A man is hovering over a pit and a boy falls past with terminal velocity. The frequency of the boy's scream decreases from 842Hz to 820Hz. (a) Find the speed of descent of the boy.
(b) The boy's scream reflects from the bottom of the pit. Find the frequency of the echo as heard by the boy.
(c) Find the frequency of the boy as heard by the man?
Please I would like an explicit approach. Thanks.
2006-06-21 07:29:35 · 4 answers · asked by Stavi 2 in Science & Mathematics ➔ Physics
The timeframe starts from when the boy is at the same height with the man and continues as he falls to the bottom of the pit. The man observes that the frequency of the scream reduces from 842Hz to 820Hz during this timeframe.
2006-06-21 08:56:57 · update #1
a)
(change in frequency)/(recorded frequency) = (Speed of emitter)/(wave speed).
Change in frequency = 22 Hz
Recorded frequency = 820 Hz
Speed of emitter = what you are trying to find.
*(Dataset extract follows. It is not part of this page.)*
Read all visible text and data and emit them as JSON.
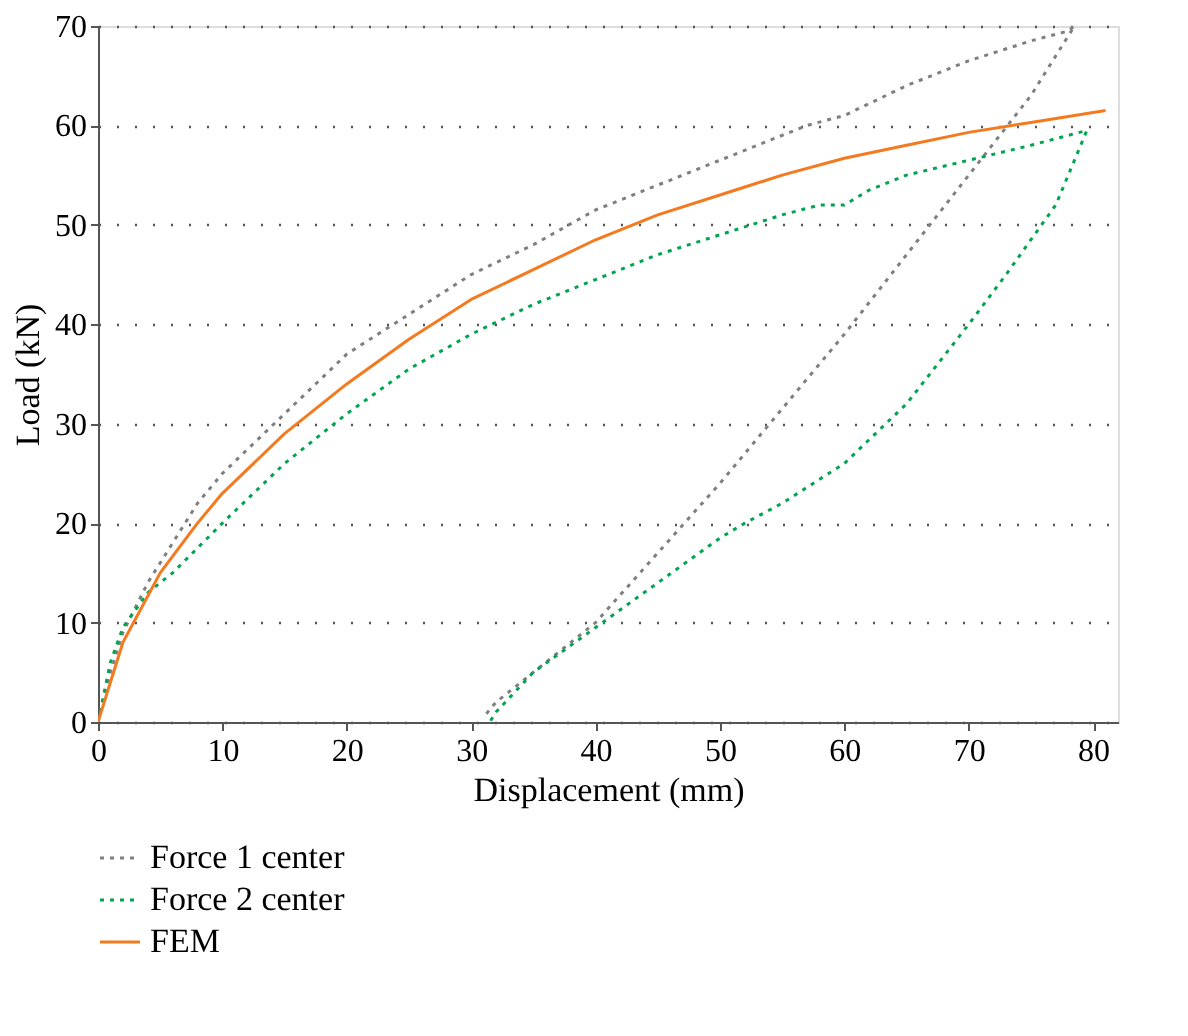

Wave speed = speed of sound = 340 m/s
(22 / 820) x 340 = 9.12 m/s
b)
The frequency of the echo is (I'm guessing for this one sorry) double the regular frequency, which is 1684 Hz.
c)
The frequency heard by the man is 820 Hz by definition isn't it? Thats the frequency as the boy passes anyway.
[EDIT] Wait I just realised your whole question makes no sense. Due to the limited info in the question I was assuming you meant it falls to 820 Hz from the emission frequency at the point where the boy passes the man. But why would the frequency fall? The point where the boy passes the man is the point where the frequency experienced by the man is highest.
Oh well I hope my answer helped a bit anyway.
2006-06-21 08:01:54 · answer #1 · answered by Anonymous · 1⤊ 0⤋
As Robert B says, you should try to work it out yourself. However, I suspect the 842 Hz includes the positive doppler shift (nu-zero plus delta-nu) and the 820 Hz includes the negative doppler shift (nu-zero plus delta-nu). Just as a train approaching has its frequency suddenly change from high frequency to low, the boy falling past the man would have the same instantaneous effect as his velocity toward the man suddenly changed to a velocity away from the man.
2006-06-21 20:26:59 · answer #2 · answered by volume_watcher 3 · 0⤊ 0⤋
a) isn't terminal velocity always the same, like 33 ft/sec^2 ore something like that? I might be wrong?
b) the kid is going to die. He doesn't care about the frequency
c)842-820 Hz, as you said. Depends on his position.
2006-06-21 14:33:57 · answer #3 · answered by Schmorgen 6 · 0⤊ 0⤋
http://en.wikipedia.org/wiki/Doppler_effect
I did this over thirty years ago as a Radar Engineer which at that time used Doppler
Now you can work it out like I had to
2006-06-21 14:36:09 · answer #4 · answered by Robert B 4 · 0⤊ 0⤋